Deshalb sind wir auch weiter etwas vorsichtiger unterwegs und haben die Aktienquote in unserem Frankfurter Aktienfonds für Stiftungen etwas gesenkt. Dabei haben wir mit der norwegischen Storebrand und dem französischen Versicherungskonzern SCOR zwei europäische Finanztitel am höchsten gewichtet. Unser Frankfurter UCITS-ETF – Modern Value ist dagegen wie immer voll investiert. Hier haben sich vor allem die britische Immobilienplattform Rightmove und Carl Zeiss Meditec besonders positiv entwickelt.
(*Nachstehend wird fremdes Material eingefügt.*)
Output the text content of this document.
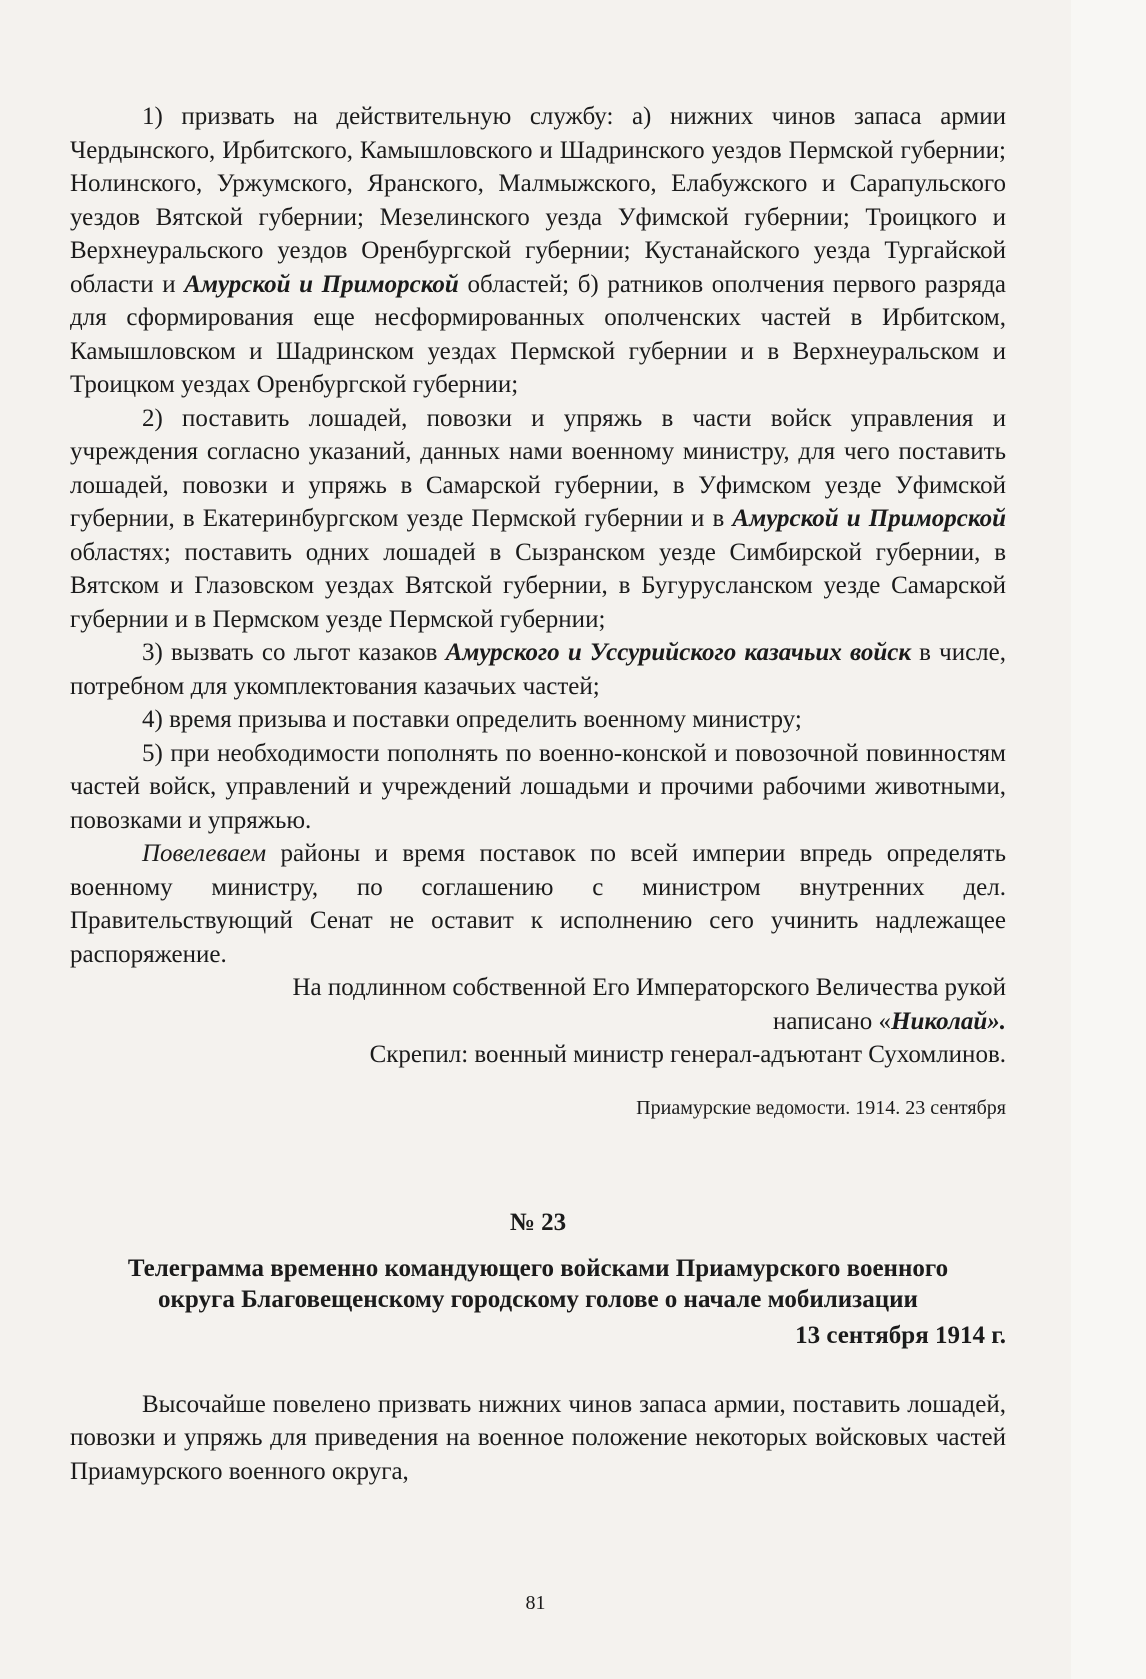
1) призвать на действительную службу: а) нижних чинов запаса армии Чердынского, Ирбитского, Камышловского и Шадринского уездов Пермской губернии; Нолинского, Уржумского, Яранского, Малмыжского, Елабужского и Сарапульского уездов Вятской губернии; Мезелинского уезда Уфимской губернии; Троицкого и Верхнеуральского уездов Оренбургской губернии; Кустанайского уезда Тургайской области и Амурской и Приморской областей; б) ратников ополчения первого разряда для сформирования еще несформированных ополченских частей в Ирбитском, Камышловском и Шадринском уездах Пермской губернии и в Верхнеуральском и Троицком уездах Оренбургской губернии;

2) поставить лошадей, повозки и упряжь в части войск управления и учреждения согласно указаний, данных нами военному министру, для чего поставить лошадей, повозки и упряжь в Самарской губернии, в Уфимском уезде Уфимской губернии, в Екатеринбургском уезде Пермской губернии и в Амурской и Приморской областях; поставить одних лошадей в Сызранском уезде Симбирской губернии, в Вятском и Глазовском уездах Вятской губернии, в Бугурусланском уезде Самарской губернии и в Пермском уезде Пермской губернии;

3) вызвать со льгот казаков Амурского и Уссурийского казачьих войск в числе, потребном для укомплектования казачьих частей;

4) время призыва и поставки определить военному министру;

5) при необходимости пополнять по военно-конской и повозочной повинностям частей войск, управлений и учреждений лошадьми и прочими рабочими животными, повозками и упряжью.

Повелеваем районы и время поставок по всей империи впредь определять военному министру, по соглашению с министром внутренних дел. Правительствующий Сенат не оставит к исполнению сего учинить надлежащее распоряжение.

На подлинном собственной Его Императорского Величества рукой

написано «Николай».

Скрепил: военный министр генерал-адъютант Сухомлинов.

Приамурские ведомости. 1914. 23 сентября
№ 23
Телеграмма временно командующего войсками Приамурского военного округа Благовещенскому городскому голове о начале мобилизации
13 сентября 1914 г.

Высочайше повелено призвать нижних чинов запаса армии, поставить лошадей, повозки и упряжь для приведения на военное положение некоторых войсковых частей Приамурского военного округа,

81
Wie diese vier Titel exemplarisch zeigen, sind wir vor allem für europäische Aktien optimistisch. Zum einen sind europäische Titel günstiger bewertet als US-Aktien. Des Weiteren haben die jüngsten Inflationsdaten gezeigt, dass die Teuerungsrate im Euroraum und vor allem in Deutschland deutlich nachgegeben hat. Das eröffnet der EZB wiederum den notwendigen Spielraum die Zinsen weiter zu senken, was den Märkten neuen Schub geben dürfte.
Apropos Bewertungen: Deutsche Aktien handeln derzeit mit einem historisch hohen Abschlag von über 40 Prozent gegenüber ihren US-Pendants. Ein Grund: der seit über zwei Jahren anhaltende Nettoabfluss von Investorengeldern aus deutschen Aktien. Das dürfte auch an der geringeren Profitabilität deutscher Unternehmen liegen. Knapp die Hälfte der im MDAX gelisteten Unternehmen hat eine Gewinnmarge von unter fünf Prozent, beim DAX sind es fast 30 Prozent – beim S&P 500 hingegen nur etwa zehn Prozent. Während der DAX mit einem Kurs-Gewinn-Verhältnis von etwa zwölf entlang seines historischen Mittels handelt, ist der MDAX mit 13 günstiger bewertet als an 90 Prozent der Handelstage der vergangenen 20 Jahre. Das sollte sich irgendwann mal auflösen.
Aber: Vorsicht scheint das Gebot der Stunde zu sein. Zu viele Unsicherheiten und Sorgen liegen auf den Märkten. Dies gilt vor allem an der Entwicklung der Eskalationsstufen im Nahen Osten. Doch wir werden den Kopf nicht in den Sand stecken. Schließlich ist das laufende 4. Quartal das traditionell beste des Jahres für die Börsen. Und wenn sie denn losgeht, möchten wir selbstverständlich bei der Jahresendrally mit dabei sein.